In case it helps, I was able to get a kernel working with a bash script for conda containing just these two lines

conda activate "$1"
python -m ipykernel_launcher -f "$2"

preceded by the result of conda init. In my case, copying and pasting what that command appended to my ~/.bashrc with those lines resulted in:

#!/bin/bash
# >>> conda initialize >>>
# !! Contents within this block are managed by 'conda init' !!
__conda_setup="$('/opt/miniconda3/bin/conda' 'shell.bash' 'hook' 2> /dev/null)"
if [ $? -eq 0 ]; then
    eval "$__conda_setup"
else
    if [ -f "/opt/miniconda3/etc/profile.d/conda.sh" ]; then
        . "/opt/miniconda3/etc/profile.d/conda.sh"
    else
        export PATH="/opt/miniconda3/bin:$PATH"
    fi
fi
unset __conda_setup
# <<< conda initialize <<<
conda activate "$1"
python -m ipykernel_launcher -f "$2"

Then I called this script from kernel.json with the env-name and {connection_file} as I mentioned in my last answer.

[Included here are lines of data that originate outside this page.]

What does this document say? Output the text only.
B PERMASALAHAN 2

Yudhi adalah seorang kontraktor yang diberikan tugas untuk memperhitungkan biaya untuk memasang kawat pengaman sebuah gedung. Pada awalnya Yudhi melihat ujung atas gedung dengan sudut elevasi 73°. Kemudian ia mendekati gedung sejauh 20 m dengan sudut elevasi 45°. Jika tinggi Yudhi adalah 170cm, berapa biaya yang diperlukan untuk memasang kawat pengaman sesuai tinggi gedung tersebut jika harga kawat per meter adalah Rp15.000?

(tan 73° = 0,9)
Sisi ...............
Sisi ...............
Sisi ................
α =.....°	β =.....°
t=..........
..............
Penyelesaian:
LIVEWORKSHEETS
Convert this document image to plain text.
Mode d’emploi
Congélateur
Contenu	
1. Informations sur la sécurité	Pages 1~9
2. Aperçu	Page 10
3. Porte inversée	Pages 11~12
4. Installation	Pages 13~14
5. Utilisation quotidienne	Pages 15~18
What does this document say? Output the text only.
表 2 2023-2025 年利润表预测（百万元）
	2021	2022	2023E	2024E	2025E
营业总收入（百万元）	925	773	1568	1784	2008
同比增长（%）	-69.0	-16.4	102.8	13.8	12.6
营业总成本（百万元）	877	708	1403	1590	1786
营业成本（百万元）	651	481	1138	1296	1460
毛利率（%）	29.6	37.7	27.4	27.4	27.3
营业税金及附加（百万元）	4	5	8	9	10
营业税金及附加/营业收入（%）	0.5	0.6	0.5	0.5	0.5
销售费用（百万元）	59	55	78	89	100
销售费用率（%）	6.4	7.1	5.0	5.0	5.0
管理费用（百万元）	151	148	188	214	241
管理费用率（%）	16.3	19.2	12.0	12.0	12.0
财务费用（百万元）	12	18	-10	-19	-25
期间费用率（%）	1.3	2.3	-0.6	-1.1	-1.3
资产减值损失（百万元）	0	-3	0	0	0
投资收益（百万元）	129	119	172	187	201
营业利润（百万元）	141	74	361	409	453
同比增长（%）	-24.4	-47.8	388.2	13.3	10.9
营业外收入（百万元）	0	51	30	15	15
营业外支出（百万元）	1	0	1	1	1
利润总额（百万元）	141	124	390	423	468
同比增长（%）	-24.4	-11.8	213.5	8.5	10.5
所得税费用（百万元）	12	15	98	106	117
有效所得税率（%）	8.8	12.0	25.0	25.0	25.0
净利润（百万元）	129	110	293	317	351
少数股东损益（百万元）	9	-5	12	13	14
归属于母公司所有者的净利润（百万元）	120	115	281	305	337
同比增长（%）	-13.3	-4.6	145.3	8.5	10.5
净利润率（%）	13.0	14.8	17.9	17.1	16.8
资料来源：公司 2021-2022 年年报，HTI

I also got it working by just putting everything in the kernel.json file. I first hardcoded env-nameand {connection_file} in place of "$1" and "$2". Then to get the script in json format, I just pasted the script into a multiline string in a python shell, storing it in a variable, a and ran:

import json
print(json.dumps(a))

and finally passed the result to bash in kernel.json:

{
 "argv": [
  "bash",
  "-c",
  "# >>> conda initialize >>>\n# !! Contents within this block are managed by 'conda init' !!\n__conda_setup=\"$('/opt/miniconda3/bin/conda' 'shell.bash' 'hook' 2> /dev/null)\"\nif [ $? -eq 0 ]; then\n    eval \"$__conda_setup\"\nelse\n    if [ -f \"/opt/miniconda3/etc/profile.d/conda.sh\" ]; then\n        . \"/opt/miniconda3/etc/profile.d/conda.sh\"\n    else\n        export PATH=\"/opt/miniconda3/bin:$PATH\"\n    fi\nfi\nunset __conda_setup\n# <<< conda initialize <<<\nconda activate kernelenv\npython -m ipykernel_launcher -f {connection_file}"
 ],
 "display_name": "Python (kernelenv)",
 "language": "python"
}

If that doesn’t work, I hope you find something that does. Kernel interrupt is kind of a nice function to have!